Monday, January 28, 2008

Spy Games

Today is a fairly big day on Capitol Hill (no, not the speech)... the Senate will be taking up the FISA revision bill, including the controversial, and odious, proposed immunity for the telecom companies who helped the President violate the FISA law to begin with.

Here's the backstory...The Democrats passed a temporary Bush-friendly revision in August (after weeks of GOP scare tactics), promising to fix it in the Fall. Instead, Senate Majority Leader Reid-- who really, really needs to go-- decided to rebuke the House's better bill and capitulate (again) to the White House. Sen. Dodd fulfilled a promise and filibustered this bill, thus shelving it for 2007. Now the FISA revision is near expiration, meaning that the old 1978 FISA bill (you know, the one that served us well through the end of the Cold War, and that Bush decided to secretly violate for years for reasons that have never been honestly explained) will become the ruling law again. God forbid! So Sen. Reid is again trying to pass the White House-preferred bill to make permanent the '07 changes, but Dodd and Feingold and others are standing firm. So Reid asked Bush to pass a 30-day extension on the revised bill while this is worked out. Process that for a bit.

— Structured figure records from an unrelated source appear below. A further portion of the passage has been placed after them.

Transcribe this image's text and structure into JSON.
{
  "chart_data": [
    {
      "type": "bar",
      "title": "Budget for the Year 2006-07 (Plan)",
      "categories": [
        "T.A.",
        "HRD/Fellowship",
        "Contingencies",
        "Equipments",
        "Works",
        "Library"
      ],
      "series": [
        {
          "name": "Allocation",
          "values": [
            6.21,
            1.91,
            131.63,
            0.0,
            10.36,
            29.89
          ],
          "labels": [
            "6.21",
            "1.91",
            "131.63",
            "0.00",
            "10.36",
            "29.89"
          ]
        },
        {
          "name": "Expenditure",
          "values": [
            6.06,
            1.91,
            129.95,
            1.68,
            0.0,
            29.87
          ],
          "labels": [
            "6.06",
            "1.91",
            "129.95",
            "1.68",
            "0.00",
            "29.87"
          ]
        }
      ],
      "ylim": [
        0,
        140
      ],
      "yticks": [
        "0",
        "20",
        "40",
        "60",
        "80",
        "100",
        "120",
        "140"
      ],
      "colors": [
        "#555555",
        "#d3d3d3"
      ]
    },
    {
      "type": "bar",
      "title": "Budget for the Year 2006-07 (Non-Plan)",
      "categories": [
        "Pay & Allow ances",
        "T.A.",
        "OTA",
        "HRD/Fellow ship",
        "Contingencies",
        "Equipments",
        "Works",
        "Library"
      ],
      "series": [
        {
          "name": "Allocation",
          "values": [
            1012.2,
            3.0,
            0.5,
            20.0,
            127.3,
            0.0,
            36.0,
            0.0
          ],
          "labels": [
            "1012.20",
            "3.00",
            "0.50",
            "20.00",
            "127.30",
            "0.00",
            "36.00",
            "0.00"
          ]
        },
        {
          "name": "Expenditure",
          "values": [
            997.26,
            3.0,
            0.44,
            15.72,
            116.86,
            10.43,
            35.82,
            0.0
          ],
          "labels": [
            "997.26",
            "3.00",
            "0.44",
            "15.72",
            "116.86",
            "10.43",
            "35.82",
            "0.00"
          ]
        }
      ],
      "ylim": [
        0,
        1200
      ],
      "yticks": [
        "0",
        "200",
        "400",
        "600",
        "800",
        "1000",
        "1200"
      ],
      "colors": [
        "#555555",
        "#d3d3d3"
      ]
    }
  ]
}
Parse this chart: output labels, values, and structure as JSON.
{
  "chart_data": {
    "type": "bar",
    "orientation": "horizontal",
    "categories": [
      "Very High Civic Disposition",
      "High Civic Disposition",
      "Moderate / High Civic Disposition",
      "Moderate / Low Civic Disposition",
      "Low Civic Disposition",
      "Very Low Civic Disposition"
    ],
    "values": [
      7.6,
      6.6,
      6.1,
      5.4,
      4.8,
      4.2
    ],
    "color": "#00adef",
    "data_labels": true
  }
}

And so here's where we stand now, prior to the voting-
The White House told Democratic congressional leaders Saturday that President Bush opposes a 30-day extension of an expiring eavesdropping law and instead wants an expanded version to be passed by Friday.

“The president would veto a 30-day extension,” a senior administration official said.

In short, passing this bill is super, super important (terrorists will murder us all if we don't) immediately, unless the President doesn't get his way, in which case... fuck it, it's veto time. Ted Kennedy summed this attitude up during the debate last month: "The President has said that American lives will be sacrificed if Congress does not change FISA. But he has also said that he will veto any FISA bill that does not grant retroactive immunity. No immunity, no FISA bill. So if we take the President at his word, he's willing to let Americans die to protect the phone companies." But God forbid the media reports on that aspect of this debate.

That senior administration official adds-
"They’re just kicking the can down the road. They need the heat of the current law lapsing to get this done."

Yes, that's a Bush administration official chastising someone for... kicking the can down the road. I literally have no words. Just a migraine.

Glenn Greenwald has much, much more on this debate, with regular updates.